VERNON STEWART
The Metropolitan Inter-Faith Association (MIFA) of Memphis, Tennessee, encompasses more than 30 different programs, serving thousands of individuals. The MIFA Meals program feeds 3,000 people daily; 1,500 of those meals are delivered to frail, homebound citizens with the help of nearly 100 volunteers each weekday. In addition to the hot, balanced meals, the volunteers deliver lots of concern and smiles and provide a physical report on these isolated individuals that may have no one else to check on them.
Of the thousands of dedicated volunteers that the MIFA Meals program has had in its 23-year history, Vernon Stewart is one of the outstanding. At 75 years of age, Stewart has delivered meals for almost 16 years.
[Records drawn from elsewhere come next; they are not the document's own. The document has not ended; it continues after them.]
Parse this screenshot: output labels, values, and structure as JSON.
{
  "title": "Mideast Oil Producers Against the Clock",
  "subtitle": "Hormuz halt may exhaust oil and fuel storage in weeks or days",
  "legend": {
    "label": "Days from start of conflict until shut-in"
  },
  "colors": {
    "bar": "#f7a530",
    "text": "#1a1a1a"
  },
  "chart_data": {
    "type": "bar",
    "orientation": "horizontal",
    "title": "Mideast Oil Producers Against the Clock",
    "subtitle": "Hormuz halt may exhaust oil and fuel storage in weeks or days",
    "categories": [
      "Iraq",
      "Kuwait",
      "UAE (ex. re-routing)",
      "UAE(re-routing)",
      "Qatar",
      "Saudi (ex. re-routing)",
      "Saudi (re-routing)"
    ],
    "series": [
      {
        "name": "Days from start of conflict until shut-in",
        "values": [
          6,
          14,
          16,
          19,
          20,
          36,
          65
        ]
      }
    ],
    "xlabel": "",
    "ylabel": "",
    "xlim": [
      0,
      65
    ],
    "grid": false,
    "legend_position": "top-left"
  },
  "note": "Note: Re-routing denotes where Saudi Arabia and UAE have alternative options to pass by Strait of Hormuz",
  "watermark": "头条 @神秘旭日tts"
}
He presently drives his own vehicle three days per week on delivery routes in some of the roughest areas of Memphis.
For many years Stewart would volunteer five times week, sometimes taking more than one route at a time. He lets nothing stop his service to these needy residents. He has often completed his route despite illness and in all kinds of weather. Once, while on a route, he had an accident and was struck by a hit-and-run driver. Another time his car was stolen while he was delivering meals in a crime-infested area. Stewart also suffers from diabetes and serious vision impairment, but none of his ailments have kept him from serving others.
For a few years, Stewart’s vision became so poor that he was unable to drive. He refused to give up his volunteer service, so he became a part of the Red Cross Daily Hello program and made phone calls to isolated elderly people, giving them reassurance and friendship. Stewart’s energy was not long absorbed by telephone contact work, so he resumed his meal’s delivery volunteer service as a running partner for MIFA drivers. He would ride a city bus to MIFA, which entailed quite a walk to bus stops and a bus ride of more than 25 miles. With a supreme effort, treatment and specially designed glasses, Stewart was eventually able to regain his driving status and was joyous to be on his own again.
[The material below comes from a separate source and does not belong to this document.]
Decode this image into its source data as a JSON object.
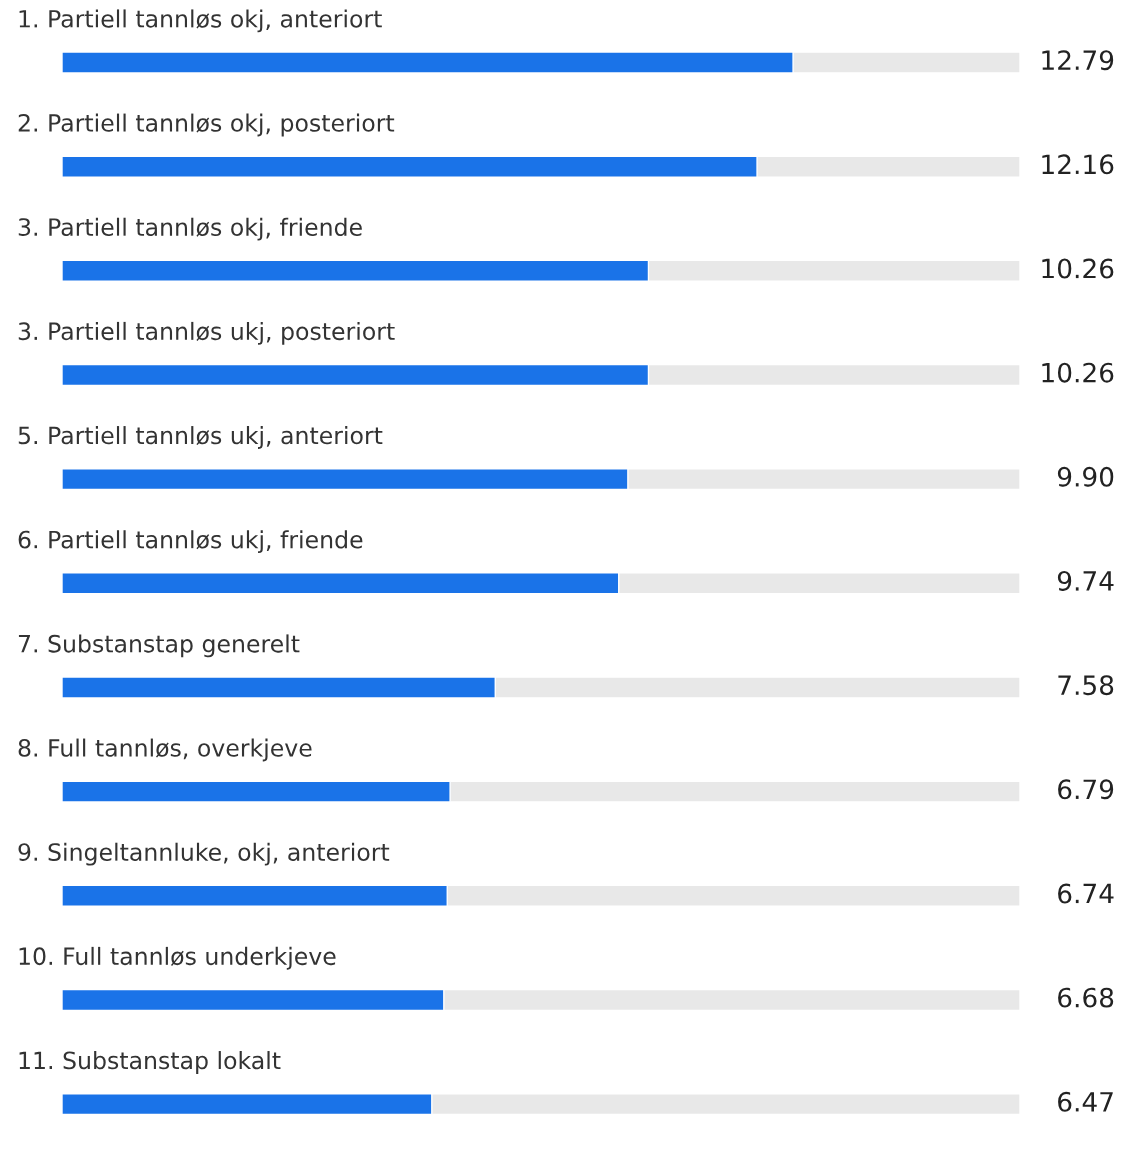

In addition to being active in his church (Sunshine Chairman for ten years), Stewart has been a newspaper deliveryman for a non-profit service paper for seniors and a volunteer visitor for MIFA’s Coordinated Care Case Management program. In the latter capacity, he visited frail elderly people to offer needed support and assistance in arranging services for them. An estimate of the hours that Vernon Stewart has given MIFA alone would be 12,000 hours.